En cuanto a Hemingway, en cambio, no me asombró demasiado. Cinco años antes, en Madrid, ya se notaba que la muerte rondaba en torno al viejo Ernesto. No hablo de la muerte accidental, que siempre le había rondado. Hablo de esa muerte que asciende como una bruma vespertina del fondo de uno mismo. Ciertamente, hacía el fanfarrón en el bar del Palace. Se vanagloriaba de hazañas sexuales bastante inverosímiles. El viejo Ernesto conocía todas las palabras españolas para hablar del sexo. A pesar de la cruda verdad de las palabras españolas, sus hazañas sexuales eran poco creíbles. Sobre todo cuando pretendía haberlas realizado la noche anterior con Mary. Porque era evidente que con Mary ya no había hazaña sexual posible. Ni hazaña, ni relación sexual. Era evidente que esta pareja había rebasado el tiempo del deseo, el territorio de la ternura sensual, incluso.

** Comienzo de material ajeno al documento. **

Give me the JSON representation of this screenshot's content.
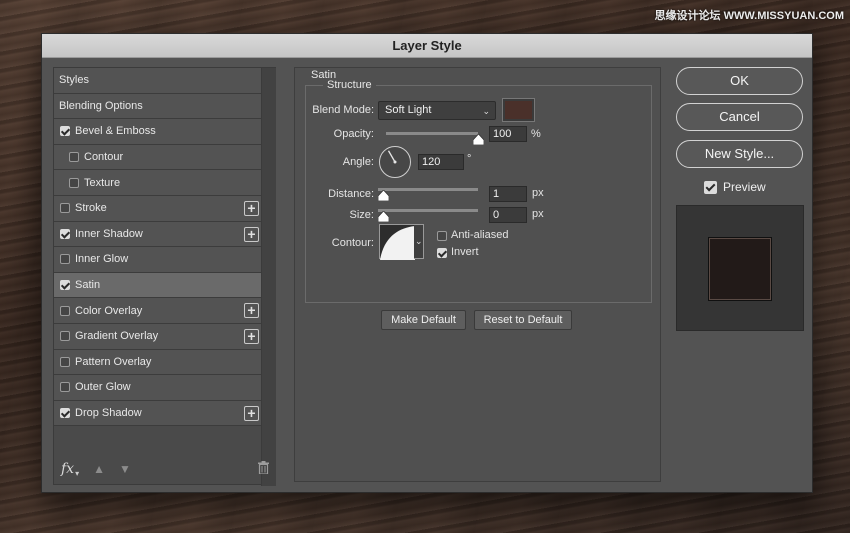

Hemingway se esforzaba, sin embargo, pero la muerte rondaba su mirada. Y es que ya no conseguía escribir, y no hay peor manera de morir para un escritor que no poder seguir escribiendo. Es su única manera de morir, en verdad, aunque ello le conduzca a la inmortalidad. Se puede sobrevivir a la desaparición del deseo, sin duda, pero no se puede sobrevivir a la desaparición de la escritura cuando se es escritor. Hemingway, es verdad, siguió escribiendo después de aquellas mañanas en el bar del Palace, cinco años antes de su muerte. Pero eran textos de encargo que luego se negaba a incluir en las recopilaciones de sus escritos. También es verdad que escribió The Dangerous Summer, un reportaje sobre la temporada taurina que dominó la rivalidad entre Luis Miguel Dominguín y su cuñado Antonio Ordóñez. Pero la sombra de la muerte rondaba este texto, que se publicó en forma de libro mucho más tarde. No sólo la sombra de Muerte en la tarde, escrito tanto tiempo antes e infinitamente mejor que el reportaje sobre el verano peligroso. No sólo la sombra de la muerte en torno a los cuerpos de Dominguín y de Ordóñez en el curso de aquel verano de 1959. La sombra de la muerte de la escritura, sobre todo. The Dangerous Summer es un texto en el que Hemingway se esfuerza por escribir como Hemingway. Lo consigue rara vez. Sólo lo consigue mediante la repetición de momentos y trucos de escritura que ya había logrado mucho tiempo antes. The Dangerous Summer es un éxito funerario de escritura, cuando lo hay, y nada más.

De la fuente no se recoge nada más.